EXCEL program participants tour the Farmington, Mo., Civic Center pool.
What leadership development outcomes does an EXCEL program produce? Is EXCEL a suitable program solution for the leadership situation in my community?
Participants in the EXCEL program experience 70 distinct beneficial outcomes as a result of their participation.
The EXCEL program achieves desirable outcomes for all participants despite differences in participant characteristics, implementation site or specific curricula used in implementation across sites.
The 70 specific EXCEL program outcomes reflect five broad dimensions: 1) personal growth and efficacy; 2) community commitment; 3) shared future and purpose; 4) community knowledge; and 5) civic engagement.
Excerpts taken from Pigg, Kenneth. 2001. EXCEL: Experience in Community Enterprise and Leadership. Program Evaluation Report. Department of Rural Sociology. University of Missouri.

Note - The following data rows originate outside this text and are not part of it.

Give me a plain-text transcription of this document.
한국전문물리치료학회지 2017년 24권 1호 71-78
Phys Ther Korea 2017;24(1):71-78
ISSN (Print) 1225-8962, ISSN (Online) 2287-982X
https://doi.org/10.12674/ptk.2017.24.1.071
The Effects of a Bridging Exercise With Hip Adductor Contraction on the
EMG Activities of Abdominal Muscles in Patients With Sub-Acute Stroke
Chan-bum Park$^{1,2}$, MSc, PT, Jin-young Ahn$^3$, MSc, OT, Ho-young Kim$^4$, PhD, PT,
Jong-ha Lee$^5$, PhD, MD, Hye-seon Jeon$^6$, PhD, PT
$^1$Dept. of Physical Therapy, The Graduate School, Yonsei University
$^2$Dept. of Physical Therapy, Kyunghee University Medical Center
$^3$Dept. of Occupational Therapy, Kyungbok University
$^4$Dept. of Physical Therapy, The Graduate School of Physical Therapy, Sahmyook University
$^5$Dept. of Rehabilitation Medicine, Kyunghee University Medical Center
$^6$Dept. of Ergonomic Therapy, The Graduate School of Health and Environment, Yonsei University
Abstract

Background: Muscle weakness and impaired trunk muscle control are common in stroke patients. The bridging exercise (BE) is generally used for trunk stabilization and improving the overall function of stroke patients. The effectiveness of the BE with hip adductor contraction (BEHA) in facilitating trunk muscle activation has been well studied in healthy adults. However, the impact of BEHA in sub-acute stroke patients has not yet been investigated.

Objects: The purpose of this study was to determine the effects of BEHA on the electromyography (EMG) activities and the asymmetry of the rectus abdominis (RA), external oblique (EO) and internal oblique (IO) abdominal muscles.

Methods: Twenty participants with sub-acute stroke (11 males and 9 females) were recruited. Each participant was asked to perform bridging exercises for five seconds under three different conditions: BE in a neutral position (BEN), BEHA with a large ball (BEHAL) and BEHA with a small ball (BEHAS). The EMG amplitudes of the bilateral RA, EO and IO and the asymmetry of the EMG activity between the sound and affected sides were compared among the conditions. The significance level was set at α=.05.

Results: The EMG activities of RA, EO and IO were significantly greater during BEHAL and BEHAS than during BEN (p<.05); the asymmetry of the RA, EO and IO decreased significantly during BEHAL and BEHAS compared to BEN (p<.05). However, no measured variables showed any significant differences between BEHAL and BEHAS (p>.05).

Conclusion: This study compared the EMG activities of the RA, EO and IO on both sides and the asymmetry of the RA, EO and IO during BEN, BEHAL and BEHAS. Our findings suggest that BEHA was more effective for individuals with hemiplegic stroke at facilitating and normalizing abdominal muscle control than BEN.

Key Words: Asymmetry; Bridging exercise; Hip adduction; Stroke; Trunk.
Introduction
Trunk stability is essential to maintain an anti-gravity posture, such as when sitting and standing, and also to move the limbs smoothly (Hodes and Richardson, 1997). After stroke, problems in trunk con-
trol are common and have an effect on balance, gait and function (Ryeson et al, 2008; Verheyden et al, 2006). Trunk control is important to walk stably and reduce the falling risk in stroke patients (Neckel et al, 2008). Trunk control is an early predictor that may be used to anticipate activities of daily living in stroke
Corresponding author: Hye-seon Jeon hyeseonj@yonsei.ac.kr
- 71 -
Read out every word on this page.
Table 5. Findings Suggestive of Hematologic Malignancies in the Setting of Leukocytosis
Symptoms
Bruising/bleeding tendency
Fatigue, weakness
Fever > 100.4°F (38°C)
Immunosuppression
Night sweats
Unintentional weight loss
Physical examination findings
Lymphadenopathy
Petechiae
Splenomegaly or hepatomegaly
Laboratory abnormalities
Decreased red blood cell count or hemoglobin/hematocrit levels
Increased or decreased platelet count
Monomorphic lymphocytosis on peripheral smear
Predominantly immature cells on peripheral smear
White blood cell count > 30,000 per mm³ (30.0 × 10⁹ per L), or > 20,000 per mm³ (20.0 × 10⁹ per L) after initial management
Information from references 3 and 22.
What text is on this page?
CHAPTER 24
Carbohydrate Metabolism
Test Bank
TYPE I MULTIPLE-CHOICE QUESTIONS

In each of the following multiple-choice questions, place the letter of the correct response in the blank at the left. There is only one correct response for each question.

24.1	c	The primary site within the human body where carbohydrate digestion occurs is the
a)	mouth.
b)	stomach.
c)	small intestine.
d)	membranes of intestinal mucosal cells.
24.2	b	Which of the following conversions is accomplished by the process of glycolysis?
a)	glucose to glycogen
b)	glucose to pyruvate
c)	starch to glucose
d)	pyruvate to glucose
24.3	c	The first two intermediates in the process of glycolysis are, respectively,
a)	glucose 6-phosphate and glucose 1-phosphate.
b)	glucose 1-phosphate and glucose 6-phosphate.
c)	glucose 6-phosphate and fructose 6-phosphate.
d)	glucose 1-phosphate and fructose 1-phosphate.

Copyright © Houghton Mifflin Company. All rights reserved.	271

Beginning in 2008, important findings reported in a multi-state NRI project, entitled Impact of Community Leadership Education in the New Economy, support the argument that the “treatment” (i.e., the participation of respondents in community-based leadership development education programs) produced significant learning when compared to those in control counties where no programs were available. There were larger gains in learning and attitude changes among those participating in these programs than among those who did not.
Descriptive statistics show there is a dominance of women participants in treatment counties. This finding leads to the need for a discussion regarding “Is leadership in rural American being re-gendered?” In treatment counties, 67 percent of the respondents were female and 33 percent were male. However, this ratio was reversed in control counties where 65 percent were male and 34 percent were female.
Five states, 20 locations demonstrate that a significant number get engaged in community activities and material benefit. Out of 500 respondents to a survey, researchers found 212 projects conducted in the last 3 to 5 years in 20 locations. One or more participants were involved in the funding and building of a new high school in Camdenton, Mo., and new construction of an aquatic center in Moberly, Mo. Other examples found in the research include: an addition to a hospital, a course for youth leadership on ethics in business, attraction of Smithsonian exhibits to boost tourism creation, and a new tourism center. A path analysis has been developed that connects individual outcomes at participant level to community outcomes.
Yet to be determined is the community effect of these programs via the activities carried out by the participants in the programs compared to the leaders in control counties. This is the focus of phase two of the research.